QUE PASA MIENTRAS DORMIMOS?

QUE PASA MIENTRAS DORMIMOS?

Cuando dormimos, “perdemos” la conciencia y nuestro organismo comienza a realizar numerosas tareas en bien del organismo, 

Un dato interesante es que pasamos un tercio de nuestra vida durmiendo. Por algo será. Una persona que viva 90 años habrá dedicado 30 a dormir; de alguna forma, si la persona no hubiese dormido esos 30 años no hubiese podido vivir los otros 60
Según la metafísica y el esoterismo
Los pueblos han seguido los dictados de los sueños de los brujos, chamanes y profetas. En algunos pasajes de la Biblia se describe como Dios enviaba sus mensajes en forma de sueños.

Creencia que perdura en nuestros días y que fue compartida por el gran psicólogo Jung, quien dijo” el único motivo de que estos mensajes no se reciban en tiempos modernos, reside en que la humanidad parece haber perdido la facultad de escuchar”.

El esoterismo considera que el sueno cumple una doble función: Recargar nuestro cuerpo físico de las energías durante el día, y por otro hacer que el cuerpo energético o cuerpo astral se cargue de energías sutiles en forma de sustancia eterica y de fuerza psíquica, merced a los desplazamientos que nuestro cuerpo astral hace mientras dormimos.

Durante el primer sueno, que es el más profundo, es cuando se realiza el desplazamiento fuera de nuestro cuerpo energético, un fenómeno más conocido como viaje astral. En este desplazamiento la persona se encamina a solucionar conflictos. El cuerpo astral o energético se mantiene unido al cuerpo físico mediante un cordón llamado “el cordón de plata”. Los viajes astrales se realizan fundamentalmente durante los periodos de ensoñación.

El mundo astral es un plano en el que no existe si el espacio ni el tiempo y dentro del cual el cuerpo energético puede tener información no solo sobre esta vida sino de vidas pasadas.

Durante el sueño y una vez inmerso en este mundo astral el sujeto puede encontrarse con distintas entidades, recopilar datos, y acceder a la memoria colectiva o registros akashicos, todo ello con el fin de reconciliar su psique y obtener información para su crecimiento personal.

Mas adelante en otra etapa del sueño, ya mas a media noche, el cuerpo energético vuelve a desplazarse esta vez para limpiar el cuerpo físico y compensar energías.

Durante los diversos periodos de ensoñación nuestra mente vive con todo detalle una serie de sucesos en imágenes, que casi siempre son inconexas y que en condiciones normales son difíciles de interpretar con una lógica racional ya que los sueños hablan mediante símbolos.

Al final del periodo de sueno el cuerpo astral vuelve a viajar para resolver problemas actuales y cotidianos siendo este el sueño que recordamos y al que no damos importancia. Es una ensoñación banal y sin trascendencia.

Por el contrario cuando viajamos al astral en el primer periodo del sueño, estamos inmersos en los registros de la memoria universal de donde obtenemos información a través de extraños mensajes o vemos seres o vivimos situaciones absurdas que mediante su propio mensaje nos dicen cual ha de ser nuestro futuro.
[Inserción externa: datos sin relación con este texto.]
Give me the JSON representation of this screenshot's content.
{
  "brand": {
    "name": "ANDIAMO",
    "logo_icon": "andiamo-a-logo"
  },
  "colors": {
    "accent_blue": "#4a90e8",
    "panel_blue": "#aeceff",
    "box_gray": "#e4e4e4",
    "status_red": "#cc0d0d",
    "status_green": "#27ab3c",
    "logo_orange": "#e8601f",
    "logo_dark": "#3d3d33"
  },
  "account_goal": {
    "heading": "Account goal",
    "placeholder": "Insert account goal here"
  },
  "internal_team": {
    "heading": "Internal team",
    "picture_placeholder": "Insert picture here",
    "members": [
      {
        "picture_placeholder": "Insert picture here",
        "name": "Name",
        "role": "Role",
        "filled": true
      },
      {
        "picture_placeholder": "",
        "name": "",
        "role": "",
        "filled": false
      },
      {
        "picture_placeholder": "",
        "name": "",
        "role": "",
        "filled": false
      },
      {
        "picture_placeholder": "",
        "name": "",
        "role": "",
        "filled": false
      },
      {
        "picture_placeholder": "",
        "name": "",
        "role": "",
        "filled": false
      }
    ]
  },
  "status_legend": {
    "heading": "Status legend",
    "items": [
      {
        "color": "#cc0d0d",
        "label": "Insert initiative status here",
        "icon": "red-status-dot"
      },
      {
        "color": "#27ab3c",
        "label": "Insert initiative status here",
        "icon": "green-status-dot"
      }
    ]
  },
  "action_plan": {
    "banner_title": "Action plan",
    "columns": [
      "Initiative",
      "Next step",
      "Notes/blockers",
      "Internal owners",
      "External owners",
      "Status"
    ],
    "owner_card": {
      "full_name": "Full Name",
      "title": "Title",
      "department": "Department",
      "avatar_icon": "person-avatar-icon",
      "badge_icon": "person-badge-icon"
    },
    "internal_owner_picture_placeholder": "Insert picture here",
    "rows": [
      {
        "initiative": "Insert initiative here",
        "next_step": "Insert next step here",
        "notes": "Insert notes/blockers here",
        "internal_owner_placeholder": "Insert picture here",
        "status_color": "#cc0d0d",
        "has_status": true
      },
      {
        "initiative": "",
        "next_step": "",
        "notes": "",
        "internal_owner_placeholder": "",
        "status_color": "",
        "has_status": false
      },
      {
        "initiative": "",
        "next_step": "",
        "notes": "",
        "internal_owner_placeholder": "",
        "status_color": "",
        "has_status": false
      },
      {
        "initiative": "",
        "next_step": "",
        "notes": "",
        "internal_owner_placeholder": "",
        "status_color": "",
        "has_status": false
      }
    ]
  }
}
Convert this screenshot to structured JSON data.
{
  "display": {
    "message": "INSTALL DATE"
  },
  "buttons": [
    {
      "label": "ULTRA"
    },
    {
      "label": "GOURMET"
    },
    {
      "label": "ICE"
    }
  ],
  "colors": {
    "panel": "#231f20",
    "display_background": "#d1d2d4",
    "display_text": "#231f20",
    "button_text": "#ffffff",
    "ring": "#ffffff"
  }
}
LA CLAVE DE NUESTRO FUTURO
Estos sueños, si son bien interpretados son la clave de nuestro porvenir y de nuestro pasado y vidas anteriores. Conociendo su significado real sabremos cómo actuar y sobre todo que actitud hemos de tener frente a la vida.

Objetivamente la ciencia solo ha podido medir las alteraciones físicas durante el periodo del sueño, y a consecuencia del sueño.

Se conocen los efectos del sueño fisiológico sobre la alteración de las ondas cerebrales, los ritmos de la respiración, el movimiento ocular, las secreciones, los cambios de temperatura corporal, pero ¿quien explica que o quien infunde estas situaciones en nuestro cerebro? ¿Cómo se producen? y sobre todo, ¿Qué sentido tienen y de donde vienen estas manifestaciones oníricas?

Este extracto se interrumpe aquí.